Of all the things I could’ve been doing over this holiday time, I’ve spent the time rewriting the search engine for Blogwise from scratch.
Blogwise search is a bit of an embarassment at the moment – search results take forever to appear (that’s 9 seconds +) and consistently holds the spot of the slowest search on Grabperf.
The reason for this is three-fold: lack of scalability, lack of decent hardware and lack of time. Over the past few months, page requests to the search have at least trebled. In the same time, the database itself has doubled in size. The search, which is currently live on Version 2, is a bit of a kludge. It has its own database system, thus removing the demand on the main server (a huge problem with Version 1), but it completely lacks any kind of scalability. When you run a search, you’re effectively tying up an entire computer for the few seconds that it’s dealing with your search.
Although I originally had three servers load-balancing the search results, it wasn’t distributing the load very well, so a search was taking 9 seconds on one server while the other two could have been idle.
Version 3 was a first stab at resolving this, by breaking up the database into three chunks (assuming three servers) and having each one deal with a third of the database. With a blog database of 60,000 blogs this meant each one served results for 20,000 blogs – theoretically a better break-up of the load.
I had to drop the rewrite suddenly due to the usual lack of time, and never really got back to it. However, with the glory of 9 straight days of home-time I’ve been able to get back in front of the computer and rewrite the entire search system as Version 4.
Results are looking promising. Because of the way I’ve redesigned the database structure and the algorithms, the search is already giving results in under 1.2 seconds on a good day – that may not sound like much but this is before I put the new load balancing in place. The breakdown of the search results is the key bit – gathering search results takes almost all of the time; the final arrangement and rendering is a miniscule 0.1 second at the most.

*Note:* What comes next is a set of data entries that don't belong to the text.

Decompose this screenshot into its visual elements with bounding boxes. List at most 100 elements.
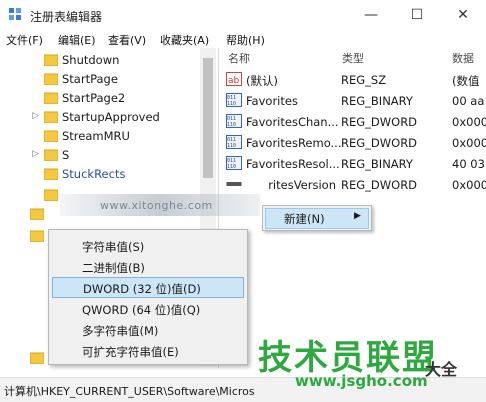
column-header-type[interactable]: 类型 bbox=[342, 50, 364, 66]
tree-item-label: StreamMRU bbox=[62, 129, 130, 143]
tree-item-shutdown[interactable]: Shutdown bbox=[0, 51, 216, 70]
value-data: 0x000 bbox=[452, 136, 486, 150]
context-menu: 新建(N) ▶ bbox=[262, 205, 372, 231]
menu-help[interactable]: 帮助(H) bbox=[226, 32, 265, 48]
value-row[interactable]: 011 110 Favorites REG_BINARY 00 aa bbox=[224, 91, 486, 112]
folder-icon bbox=[43, 92, 59, 105]
submenu-arrow-icon: ▶ bbox=[354, 211, 361, 221]
watermark-logo-url: www.jsgho.com bbox=[295, 372, 428, 390]
menu-item-new[interactable]: 新建(N) ▶ bbox=[265, 208, 369, 229]
svg-text:110: 110 bbox=[227, 164, 236, 170]
binary-value-icon: 011 110 bbox=[226, 156, 242, 170]
value-data: (数值 bbox=[452, 74, 480, 88]
svg-text:ab: ab bbox=[228, 76, 240, 86]
tree-item-startpage[interactable]: StartPage bbox=[0, 70, 216, 89]
submenu-item-label: 多字符串值(M) bbox=[82, 324, 159, 338]
close-button[interactable]: ✕ bbox=[440, 0, 486, 30]
expander-icon[interactable]: ▷ bbox=[32, 149, 39, 159]
string-value-icon: ab bbox=[226, 72, 242, 86]
folder-icon bbox=[29, 352, 45, 365]
tree-item-startpage2[interactable]: StartPage2 bbox=[0, 89, 216, 108]
value-name: ritesVersion bbox=[268, 178, 336, 192]
watermark-url-text: www.xitonghe.com bbox=[100, 199, 213, 212]
folder-icon bbox=[43, 189, 59, 202]
value-name: (默认) bbox=[246, 74, 278, 88]
svg-text:110: 110 bbox=[227, 122, 236, 128]
window-title: 注册表编辑器 bbox=[30, 10, 103, 24]
binary-value-icon: 011 110 bbox=[226, 135, 242, 149]
submenu-item-label: 字符串值(S) bbox=[82, 240, 145, 254]
value-data: 40 03 bbox=[452, 157, 485, 171]
submenu-item-expandable-string-value[interactable]: 可扩充字符串值(E) bbox=[52, 341, 242, 360]
value-row[interactable]: 011 110 FavoritesResol... REG_BINARY 40 0… bbox=[224, 154, 486, 175]
value-type: REG_BINARY bbox=[341, 157, 413, 171]
value-data: 0x000 bbox=[452, 178, 486, 192]
svg-text:110: 110 bbox=[227, 101, 236, 107]
menu-bar: 文件(F) 编辑(E) 查看(V) 收藏夹(A) 帮助(H) bbox=[0, 30, 486, 48]
value-name: FavoritesResol... bbox=[246, 157, 340, 171]
value-type: REG_DWORD bbox=[341, 115, 418, 129]
maximize-button[interactable]: ☐ bbox=[394, 0, 440, 30]
title-bar: 注册表编辑器 — ☐ ✕ bbox=[0, 0, 486, 30]
status-path: 计算机\HKEY_CURRENT_USER\Software\Micros bbox=[4, 385, 255, 398]
registry-editor-window: 注册表编辑器 — ☐ ✕ 文件(F) 编辑(E) 查看(V) 收藏夹(A) 帮助… bbox=[0, 0, 486, 402]
menu-edit[interactable]: 编辑(E) bbox=[58, 32, 96, 48]
menu-favorites[interactable]: 收藏夹(A) bbox=[160, 32, 209, 48]
submenu-item-label: QWORD (64 位)值(Q) bbox=[82, 303, 201, 317]
column-header-data[interactable]: 数据 bbox=[452, 50, 474, 66]
folder-icon bbox=[43, 73, 59, 86]
menu-view[interactable]: 查看(V) bbox=[108, 32, 146, 48]
folder-icon bbox=[29, 230, 45, 243]
submenu-item-binary-value[interactable]: 二进制值(B) bbox=[52, 257, 242, 276]
tree-item-stuckrects[interactable]: StuckRects bbox=[0, 165, 216, 184]
value-row[interactable]: ab (默认) REG_SZ (数值 bbox=[224, 70, 486, 91]
tree-item-label: StartPage bbox=[62, 72, 118, 86]
value-name: FavoritesRemo... bbox=[246, 136, 342, 150]
watermark-logo-suffix: 大全 bbox=[425, 360, 458, 379]
value-row[interactable]: ritesVersion REG_DWORD 0x000 bbox=[224, 175, 486, 196]
submenu-item-dword-value[interactable]: DWORD (32 位)值(D) bbox=[52, 277, 244, 298]
value-type: REG_SZ bbox=[341, 73, 387, 87]
new-submenu: 字符串值(S) 二进制值(B) DWORD (32 位)值(D) QWORD (… bbox=[48, 229, 248, 365]
submenu-item-qword-value[interactable]: QWORD (64 位)值(Q) bbox=[52, 299, 242, 318]
value-row[interactable]: 011 110 FavoritesRemo... REG_DWORD 0x000 bbox=[224, 133, 486, 154]
value-type: REG_DWORD bbox=[341, 178, 418, 192]
svg-text:110: 110 bbox=[227, 143, 236, 149]
value-data: 00 aa bbox=[452, 94, 485, 108]
folder-icon bbox=[43, 149, 59, 162]
value-data: 0x000 bbox=[452, 115, 486, 129]
tree-item-startupapproved[interactable]: ▷ StartupApproved bbox=[0, 108, 216, 127]
value-type: REG_DWORD bbox=[341, 136, 418, 150]
column-header-name[interactable]: 名称 bbox=[228, 50, 250, 66]
tree-item-label: Shutdown bbox=[62, 53, 120, 67]
tree-scrollbar-thumb[interactable] bbox=[203, 58, 213, 178]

A good load-balancing system should see that time drop every time I increase the number of servers – with the three servers back in action on Version 4 code, search results should come in at around 0.4 seconds. That’ll move me from the twenty slowest sites on Grabperf to just below the twenty fastest – neat!
The load balancing system is already mapped out on paper. Every few hours the index will be refreshed. This is then divided up according to servers’ various demands and resource availability. The new data is shipped to each search server and the aggregator is then updated with a new map of indexes. Give or take TCP and mapping overheads, this should crudely mean that more servers = faster speed. I like that kind of scalability!
The search rewrite also coincides with a huge increase in the amount of data being searched – one thing I failed to mention is that the 1.2 seconds is inclusive of both the previous keyword index, but a new index of full-text RSS feeds. ie. the search will be indexing content as well as metadata (finally).
As I get this thing rolled out, I’ll write up more here. In the meantime, hope you’re having a good time!